While it didn't seem so to us in the beginning, we often felt stuck as we tried to think about menstrual cycles as a whole. It was hard for us to move away from blood-centric thinking, also because we ourselves have only started to give importance to, and identify how we we feel at other times in our cycles. Bleeding is the part of our cycle that we can identify. This is despite having apps and resources that now ask us to log symptoms throughout our cycles. And during our research we also noticed that much work in museums and performances is done around bleeding, the taboos associated, and the activism required for equity.However, the same attention is not given to the experience of hormonal changes and cycles across ages and genders.

We want to reclaim spaces that are deemed mundane, as sites of heritage. Bedrooms, kitchens, toilets, gardens, nature, streets, classrooms, all hold special significance to how we understand and corporeally experience menstrual cycles. The savoir-faire around menstrual cycles is most often transmitted in these spaces, and this transmission influences a new generation’s ways of performing or performativity and approaches around this topic. This know-how is often transmitted orally, and today, in modern times, perhaps through new books aimed for youth, or social media. We inherit mentalities anchored in contexts, actions or one could say movements associated with menstruation and related objects, and interpretation of menstrual cycles through explicit transmission as well observation of gendered actions.
Heritage is a term that carries many meanings and connotations. Here are a couple of definitions that sparked some thoughts that propelled my thinking for this project.
The concept of Site is highly relevant to our performance since it is site-specific in its ideation but due to the fact that the performative actions and knowledge we acquire are specific to rooms, places, and locations. The performance is born from sites such as toilets, bedrooms, cars, gardens, nature and our aim is to perform them in such sites. A website I found particularly helpful as I tried and make sense of my intentions through theory is http://intermsofperformance.site/. Through Joanna Haigood, I thought of sites as places that held traces of memories and events. Through Simon Dove, I thought of Site as a place for which a performance is specifically made. Through Tania El Khoury, I thought of Site as a collaborator, an irreplaceable contributor to our understanding of heritage.

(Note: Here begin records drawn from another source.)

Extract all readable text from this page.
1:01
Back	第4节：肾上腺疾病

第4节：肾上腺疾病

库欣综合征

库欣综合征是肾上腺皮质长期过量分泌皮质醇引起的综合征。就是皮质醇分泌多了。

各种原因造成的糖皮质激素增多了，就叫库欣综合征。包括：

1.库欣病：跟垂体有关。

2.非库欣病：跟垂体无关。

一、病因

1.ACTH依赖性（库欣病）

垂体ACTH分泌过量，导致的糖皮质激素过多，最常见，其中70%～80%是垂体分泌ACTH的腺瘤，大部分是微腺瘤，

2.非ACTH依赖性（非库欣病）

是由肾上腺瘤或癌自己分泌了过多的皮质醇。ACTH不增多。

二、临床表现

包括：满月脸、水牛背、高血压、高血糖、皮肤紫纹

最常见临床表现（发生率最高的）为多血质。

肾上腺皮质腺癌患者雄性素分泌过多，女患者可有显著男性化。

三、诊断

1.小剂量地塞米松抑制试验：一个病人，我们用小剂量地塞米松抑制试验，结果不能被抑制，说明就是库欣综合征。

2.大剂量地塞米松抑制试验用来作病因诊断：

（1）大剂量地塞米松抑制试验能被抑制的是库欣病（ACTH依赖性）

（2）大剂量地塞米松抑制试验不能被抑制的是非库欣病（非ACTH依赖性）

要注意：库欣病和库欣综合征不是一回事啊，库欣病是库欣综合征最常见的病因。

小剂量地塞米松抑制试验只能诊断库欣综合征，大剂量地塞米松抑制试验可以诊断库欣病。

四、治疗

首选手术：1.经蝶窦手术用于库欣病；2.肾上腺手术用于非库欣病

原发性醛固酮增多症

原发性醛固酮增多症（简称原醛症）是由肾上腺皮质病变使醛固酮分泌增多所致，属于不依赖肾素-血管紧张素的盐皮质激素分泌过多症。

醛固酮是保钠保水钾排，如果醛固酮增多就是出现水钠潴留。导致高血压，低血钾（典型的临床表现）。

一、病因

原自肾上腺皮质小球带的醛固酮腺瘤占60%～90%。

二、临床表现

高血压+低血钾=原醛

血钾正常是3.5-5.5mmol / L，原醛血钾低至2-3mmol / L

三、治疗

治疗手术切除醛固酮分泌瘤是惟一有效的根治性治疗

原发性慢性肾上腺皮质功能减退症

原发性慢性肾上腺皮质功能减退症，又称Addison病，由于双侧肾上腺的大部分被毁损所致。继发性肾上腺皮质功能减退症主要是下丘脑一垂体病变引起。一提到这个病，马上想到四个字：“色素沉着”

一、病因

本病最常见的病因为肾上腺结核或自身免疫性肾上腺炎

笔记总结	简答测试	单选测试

What is the difference between “is” performance and “as” performance? Certain events are performances and other events less so.There are limits to what “is” performance. But just about anything can be studied “as” performance. (Richard Schechner, Performance Studies: An Introduction, pg 30)
To perform is to do
To perform is to behave
To perform is to show
(Barbara Kirshenblatt-Gimblettt, Playing to the Senses: Food as a Performance Medium, pg 1–2)
What about the many performances in everyday life? Playing professional roles, gender and race roles, and shaping one’s identity are not make-believe actions (as playing a role on stage or in a film most probably is).The performances of everyday life ... “make belief”– create the very social realities they enact. In “make-believe” performances, the distinction between what’s real and what’s pretended is kept clear. (Richard Schechner, Performance Studies: An Introduction, pg 35)
While thinking about our performance, we found it important to think about 2 ways of framing the term performance-

1. Actions (the doing and behaving) around periods 'as performance'.
2. The performance- it's doing and showing- 'is performance'.

Part of our performance is inspired by actions, or things done that can be seen as performance, or even in some cases as performative. The performance also tries to make visible corporeal experiences of the phases of menstrual cycles through an installation, and give ethnographic accounts of hormonal cycle related experiences through cinetracts.